I thought to myself, “Gee, if I didn’t understand human language, and a family member stuck me in a ventilated nylon bag not much larger than my body, dosed me with half a klonopin, and brought me to a busy airport, I might react the same way.” I didn’t see it as misbehavior. Instead, it seemed fully understandable, given the situation.

And as I waited for boarding to start, I began to think about the connection between how the mom was characterizing Cookie, and the way that many people relate to the parts of themselves that “act out” in certain situations and don’t follow the “plan.”

For example, let’s say you’re going through a breakup or divorce, and while you’re in the middle of it, your best friend gets engaged. As much as you might want to celebrate with your friend, it’s likely going to feel difficult to be as effusive as you might wish to be. In addition to sympathetic joy, you could also feel anger, sadness and anxiety.

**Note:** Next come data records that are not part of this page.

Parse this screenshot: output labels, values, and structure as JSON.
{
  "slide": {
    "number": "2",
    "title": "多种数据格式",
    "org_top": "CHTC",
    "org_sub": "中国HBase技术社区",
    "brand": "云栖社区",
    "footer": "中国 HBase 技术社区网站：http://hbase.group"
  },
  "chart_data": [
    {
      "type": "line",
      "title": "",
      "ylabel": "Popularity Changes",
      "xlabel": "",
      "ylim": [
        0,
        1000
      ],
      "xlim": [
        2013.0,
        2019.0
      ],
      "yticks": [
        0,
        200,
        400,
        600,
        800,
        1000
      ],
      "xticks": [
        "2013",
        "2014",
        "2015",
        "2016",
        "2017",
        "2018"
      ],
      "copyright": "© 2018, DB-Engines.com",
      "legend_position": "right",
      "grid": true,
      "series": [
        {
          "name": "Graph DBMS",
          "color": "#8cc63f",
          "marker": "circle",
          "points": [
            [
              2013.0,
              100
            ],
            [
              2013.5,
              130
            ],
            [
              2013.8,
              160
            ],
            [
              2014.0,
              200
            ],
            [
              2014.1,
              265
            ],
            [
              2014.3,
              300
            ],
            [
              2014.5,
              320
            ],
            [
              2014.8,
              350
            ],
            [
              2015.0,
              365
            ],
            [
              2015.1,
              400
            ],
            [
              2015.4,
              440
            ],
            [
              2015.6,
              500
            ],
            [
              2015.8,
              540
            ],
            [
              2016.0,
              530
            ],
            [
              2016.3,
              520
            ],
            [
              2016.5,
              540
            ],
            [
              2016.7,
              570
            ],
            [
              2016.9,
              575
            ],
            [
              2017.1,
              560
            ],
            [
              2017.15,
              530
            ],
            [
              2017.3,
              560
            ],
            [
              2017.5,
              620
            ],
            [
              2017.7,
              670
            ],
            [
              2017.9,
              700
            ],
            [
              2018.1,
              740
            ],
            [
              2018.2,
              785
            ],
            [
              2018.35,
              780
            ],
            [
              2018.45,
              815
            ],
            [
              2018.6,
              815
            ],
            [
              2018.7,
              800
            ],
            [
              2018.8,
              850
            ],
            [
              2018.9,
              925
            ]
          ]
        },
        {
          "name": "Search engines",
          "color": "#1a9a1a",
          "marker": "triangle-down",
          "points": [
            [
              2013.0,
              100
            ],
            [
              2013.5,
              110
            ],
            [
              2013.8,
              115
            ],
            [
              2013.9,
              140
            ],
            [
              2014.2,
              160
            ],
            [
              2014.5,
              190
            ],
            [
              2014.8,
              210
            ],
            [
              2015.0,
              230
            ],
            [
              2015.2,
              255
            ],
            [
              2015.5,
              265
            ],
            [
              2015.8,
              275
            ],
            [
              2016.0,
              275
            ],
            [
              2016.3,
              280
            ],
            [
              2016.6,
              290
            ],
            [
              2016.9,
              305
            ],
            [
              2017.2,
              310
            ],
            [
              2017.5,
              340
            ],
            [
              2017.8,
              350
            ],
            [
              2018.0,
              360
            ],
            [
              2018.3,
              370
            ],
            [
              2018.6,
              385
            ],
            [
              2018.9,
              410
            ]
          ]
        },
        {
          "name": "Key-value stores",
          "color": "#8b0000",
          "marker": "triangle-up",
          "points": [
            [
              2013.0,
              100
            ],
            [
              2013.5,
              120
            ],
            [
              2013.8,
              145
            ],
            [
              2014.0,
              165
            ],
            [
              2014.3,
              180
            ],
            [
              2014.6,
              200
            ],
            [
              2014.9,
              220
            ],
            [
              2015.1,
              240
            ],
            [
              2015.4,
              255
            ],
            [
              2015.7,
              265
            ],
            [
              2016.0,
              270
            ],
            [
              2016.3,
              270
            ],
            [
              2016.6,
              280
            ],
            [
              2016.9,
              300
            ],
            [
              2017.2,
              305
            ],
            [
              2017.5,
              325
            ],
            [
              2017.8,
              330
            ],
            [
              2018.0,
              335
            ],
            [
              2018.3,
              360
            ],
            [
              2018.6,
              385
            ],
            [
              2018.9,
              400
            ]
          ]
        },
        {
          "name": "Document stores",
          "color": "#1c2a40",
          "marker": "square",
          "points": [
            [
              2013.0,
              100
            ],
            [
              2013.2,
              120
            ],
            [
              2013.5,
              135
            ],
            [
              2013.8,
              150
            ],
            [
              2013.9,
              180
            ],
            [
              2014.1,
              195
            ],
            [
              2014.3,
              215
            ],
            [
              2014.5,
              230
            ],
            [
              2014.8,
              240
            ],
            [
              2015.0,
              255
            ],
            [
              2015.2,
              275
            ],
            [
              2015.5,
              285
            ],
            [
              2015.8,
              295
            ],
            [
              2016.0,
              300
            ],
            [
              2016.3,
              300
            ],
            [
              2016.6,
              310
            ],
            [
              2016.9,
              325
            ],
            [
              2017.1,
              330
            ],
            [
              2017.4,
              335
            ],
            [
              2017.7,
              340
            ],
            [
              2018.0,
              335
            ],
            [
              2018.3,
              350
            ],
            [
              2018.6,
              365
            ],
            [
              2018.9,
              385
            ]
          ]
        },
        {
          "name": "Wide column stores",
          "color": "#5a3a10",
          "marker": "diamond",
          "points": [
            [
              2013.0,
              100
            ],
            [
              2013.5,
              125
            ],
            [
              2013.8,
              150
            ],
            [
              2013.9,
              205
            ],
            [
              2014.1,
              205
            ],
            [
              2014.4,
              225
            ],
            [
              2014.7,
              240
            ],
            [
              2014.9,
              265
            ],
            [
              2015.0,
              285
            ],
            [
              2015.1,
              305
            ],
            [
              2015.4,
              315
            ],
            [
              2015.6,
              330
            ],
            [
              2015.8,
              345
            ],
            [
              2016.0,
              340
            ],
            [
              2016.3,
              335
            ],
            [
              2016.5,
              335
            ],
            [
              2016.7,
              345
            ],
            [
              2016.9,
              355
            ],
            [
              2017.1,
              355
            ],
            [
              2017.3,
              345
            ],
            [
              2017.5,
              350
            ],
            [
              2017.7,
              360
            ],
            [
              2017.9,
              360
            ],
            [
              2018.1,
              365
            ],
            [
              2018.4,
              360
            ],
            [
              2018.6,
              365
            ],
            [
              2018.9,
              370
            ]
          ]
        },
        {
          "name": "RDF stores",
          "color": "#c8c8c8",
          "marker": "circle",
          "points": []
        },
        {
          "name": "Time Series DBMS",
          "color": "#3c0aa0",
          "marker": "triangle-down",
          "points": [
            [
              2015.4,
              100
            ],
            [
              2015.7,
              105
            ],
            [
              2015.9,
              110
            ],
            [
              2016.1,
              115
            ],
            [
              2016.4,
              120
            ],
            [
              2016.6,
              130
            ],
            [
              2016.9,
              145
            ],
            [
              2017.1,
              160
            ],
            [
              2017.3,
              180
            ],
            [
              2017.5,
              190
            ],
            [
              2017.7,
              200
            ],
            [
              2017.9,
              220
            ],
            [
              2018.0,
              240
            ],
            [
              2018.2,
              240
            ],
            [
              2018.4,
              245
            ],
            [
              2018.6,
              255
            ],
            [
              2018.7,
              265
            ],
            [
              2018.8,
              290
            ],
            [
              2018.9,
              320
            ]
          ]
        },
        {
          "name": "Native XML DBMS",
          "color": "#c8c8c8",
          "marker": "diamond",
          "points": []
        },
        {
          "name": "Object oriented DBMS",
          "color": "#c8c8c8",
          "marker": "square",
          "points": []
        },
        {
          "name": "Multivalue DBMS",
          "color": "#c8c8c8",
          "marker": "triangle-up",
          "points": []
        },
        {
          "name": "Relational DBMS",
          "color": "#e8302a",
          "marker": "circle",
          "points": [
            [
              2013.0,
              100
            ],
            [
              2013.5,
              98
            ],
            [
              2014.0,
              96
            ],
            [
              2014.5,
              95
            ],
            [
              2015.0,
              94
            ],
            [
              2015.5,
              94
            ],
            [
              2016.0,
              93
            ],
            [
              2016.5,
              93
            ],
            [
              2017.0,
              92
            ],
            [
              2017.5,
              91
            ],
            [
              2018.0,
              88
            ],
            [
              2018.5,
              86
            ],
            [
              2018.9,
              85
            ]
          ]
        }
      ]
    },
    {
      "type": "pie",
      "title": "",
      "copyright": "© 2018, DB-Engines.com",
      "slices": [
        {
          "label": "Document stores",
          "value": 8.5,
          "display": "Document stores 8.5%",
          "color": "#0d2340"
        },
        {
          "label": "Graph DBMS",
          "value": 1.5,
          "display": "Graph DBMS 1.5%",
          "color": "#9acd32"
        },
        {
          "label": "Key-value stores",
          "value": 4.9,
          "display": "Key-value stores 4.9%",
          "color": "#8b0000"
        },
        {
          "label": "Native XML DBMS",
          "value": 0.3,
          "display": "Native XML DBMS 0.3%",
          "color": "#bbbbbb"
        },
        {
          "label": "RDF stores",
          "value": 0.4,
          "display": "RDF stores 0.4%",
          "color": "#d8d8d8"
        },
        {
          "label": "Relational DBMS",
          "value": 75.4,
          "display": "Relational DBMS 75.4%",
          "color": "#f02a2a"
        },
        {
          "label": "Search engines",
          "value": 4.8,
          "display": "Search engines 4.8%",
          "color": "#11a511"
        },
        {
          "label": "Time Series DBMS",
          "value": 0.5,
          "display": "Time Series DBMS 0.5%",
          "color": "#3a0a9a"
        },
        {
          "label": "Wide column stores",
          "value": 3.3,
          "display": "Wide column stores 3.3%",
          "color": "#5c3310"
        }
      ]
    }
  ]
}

If you didn’t understand and accept the full range of your feelings as normal, you might harshly judge yourself for having these “bad” feelings: “What’s wrong with me that I’m not happy for them? Why am I being so selfish? Why can’t I put my feelings aside?” 

However, it’s completely human and understandable to have complex feelings, some of which may not match your ideas about how you’re “supposed to” feel. Just because your feelings don’t appear in a Hallmark card, doesn’t mean that there’s anything wrong with them, or you.

Just because your feelings don’t appear in a Hallmark card, doesn’t mean that there’s anything wrong with them, or you.”

Cookie continued to struggle during boarding, takeoff, and throughout the flight, barking and whining unless he was in his mom’s lap. I was seated in the row behind them, and I could sense her difficulty in navigating the cold stares of fellow passengers, as well as the flight attendant’s insistence that she put Cookie in his carrier.

At the same time, I again felt sad and frustrated when the plane touched down and I heard her say to her young daughter, “Cookie was very naughty today.” And her young daughter repeated it, “Yeah, Cookie was naughty.”

Of course, it would have been a more peaceful flight if Cookie hadn’t felt so scared, and if he hadn’t barked and whined. But Cookie wasn’t naughty; he was terrified.

I didn’t feel that it was the appropriate time to point this out to Cookie’s mom, because I could see that she was already very stressed and self-conscious. But maybe Cookie’s story can help you come into a different relationship with the parts of yourself that you perceive as naughty or inconvenient.

The next time you’re having feelings that seem like they don’t belong, see if you can take a step back and ask: What if these feelings are just part of being human? If you bring curiosity to them and experiment with the possibility that there’s nothing wrong with having complex feelings, you may find that they are innocent, and completely worthy of your compassion and understanding.